Ce qu’il faut retenir
Ce dossier illustre plusieurs points essentiels :
- Une cession réussie se prépare en amont, même lorsque la société est en bonne santé ;
- Le dirigeant doit être accompagné dès les premières discussions avec les repreneurs ;
- La négociation juridique est aussi déterminante que le prix ;
- Les risques mal maîtrisés peuvent coûter plusieurs centaines de milliers d’euros après la cession.
Vous envisagez de céder votre entreprise ?
J’accompagne dirigeants et associés dans la préparation de la cession, la négociation avec les acquéreurs, la sécurisation juridique et fiscale et la protection du patrimoine du cédant.
FAQ
Quelle est la différence entre une cession de titres et une cession de fonds de commerce ?
La cession de titres consiste à vendre les actions ou parts sociales de la société. L’acquéreur reprend ainsi l’ensemble de la structure juridique, y compris ses contrats, son passif et ses risques. À l’inverse, la cession de fonds de commerce porte uniquement sur l’activité. Elle permet souvent d’isoler certains risques, mais elle est plus complexe et parfois fiscalement moins avantageuse. Le choix, quand il existe, dépend des objectifs du dirigeant, des risques juridiques identifiés, et de la stratégie de l’acquéreur. Un audit préalable est indispensable pour arbitrer.
Pourquoi réaliser un audit juridique avant la cession ?
L’audit permet d’anticiper les points de négociation avec les repreneurs. Sans préparation, les risques peuvent faire baisser le prix, rallonger les négociations ou entraîner des garanties trop importantes. Un audit bien conduit permet au dirigeant de reprendre la maîtrise du processus et d’éviter les mauvaises surprises.
Qu’est-ce qu’une garantie d’actif et de passif ?

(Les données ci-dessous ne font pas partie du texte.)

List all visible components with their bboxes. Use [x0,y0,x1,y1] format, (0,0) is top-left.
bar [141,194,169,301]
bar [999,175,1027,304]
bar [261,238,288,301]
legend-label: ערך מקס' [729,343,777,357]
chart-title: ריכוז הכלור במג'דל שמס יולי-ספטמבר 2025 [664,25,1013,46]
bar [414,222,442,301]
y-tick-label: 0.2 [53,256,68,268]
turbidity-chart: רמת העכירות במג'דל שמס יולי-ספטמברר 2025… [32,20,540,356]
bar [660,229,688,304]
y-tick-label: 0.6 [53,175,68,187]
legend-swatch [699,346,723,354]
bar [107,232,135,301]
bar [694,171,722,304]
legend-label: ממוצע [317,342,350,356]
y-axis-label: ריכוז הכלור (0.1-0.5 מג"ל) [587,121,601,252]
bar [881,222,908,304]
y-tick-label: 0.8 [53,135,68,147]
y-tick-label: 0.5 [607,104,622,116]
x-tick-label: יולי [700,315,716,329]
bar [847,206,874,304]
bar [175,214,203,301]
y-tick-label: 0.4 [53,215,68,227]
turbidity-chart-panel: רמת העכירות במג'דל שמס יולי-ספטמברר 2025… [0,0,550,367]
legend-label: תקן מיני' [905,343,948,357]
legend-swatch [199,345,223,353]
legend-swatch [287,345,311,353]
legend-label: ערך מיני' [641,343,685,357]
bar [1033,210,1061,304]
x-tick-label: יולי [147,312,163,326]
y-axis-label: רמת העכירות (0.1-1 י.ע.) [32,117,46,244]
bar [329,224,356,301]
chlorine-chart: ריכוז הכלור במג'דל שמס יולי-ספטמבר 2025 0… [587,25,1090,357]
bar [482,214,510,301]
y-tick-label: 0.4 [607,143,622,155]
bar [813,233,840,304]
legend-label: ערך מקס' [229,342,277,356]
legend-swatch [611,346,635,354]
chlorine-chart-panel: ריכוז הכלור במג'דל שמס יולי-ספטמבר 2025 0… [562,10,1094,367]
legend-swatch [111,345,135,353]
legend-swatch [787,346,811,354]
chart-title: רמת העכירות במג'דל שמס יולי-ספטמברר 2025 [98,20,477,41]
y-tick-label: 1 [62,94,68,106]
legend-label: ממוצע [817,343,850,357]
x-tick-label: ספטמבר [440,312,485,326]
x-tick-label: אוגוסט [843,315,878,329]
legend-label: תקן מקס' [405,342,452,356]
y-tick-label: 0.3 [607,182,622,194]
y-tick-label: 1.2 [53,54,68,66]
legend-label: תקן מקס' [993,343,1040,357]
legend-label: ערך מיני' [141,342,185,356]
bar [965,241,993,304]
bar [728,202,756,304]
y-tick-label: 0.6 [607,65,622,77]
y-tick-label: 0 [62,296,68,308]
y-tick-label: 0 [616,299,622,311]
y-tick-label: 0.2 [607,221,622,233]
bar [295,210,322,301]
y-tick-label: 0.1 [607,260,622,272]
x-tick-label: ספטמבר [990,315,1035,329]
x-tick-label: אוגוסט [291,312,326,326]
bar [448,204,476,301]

La garantie d’actif et de passif protège l’acquéreur contre la découverte ultérieure de dettes ou de risques non révélés. Elle peut porter notamment sur des litiges, des redressements fiscaux, des risques sociaux ou des engagements contractuels. Son périmètre, sa durée et son plafond sont des éléments essentiels de la négociation. Une mauvaise rédaction peut exposer le dirigeant pendant plusieurs années après la cession.
Comment limiter les risques liés à la garantie d’actif et de passif ?
Plusieurs outils peuvent être utilisés : plafonnement de la garantie, durée réduite, franchise ou seuil de déclenchement, mécanisme d’assurance, cantonnement à certains risques identifiés.
Une stratégie de négociation adaptée permet souvent de sécuriser fortement la situation du cédant.
Comment optimiser la fiscalité de la cession ?
La fiscalité dépend notamment de la durée de détention des titres, de la situation personnelle du dirigeant et de ses projets post-cession.
Des dispositifs existent tels qu’abattements, réinvestissement, structuration patrimoniale…
Une anticipation en amont est essentielle, car certaines optimisations ne sont plus possibles une fois les négociations engagées.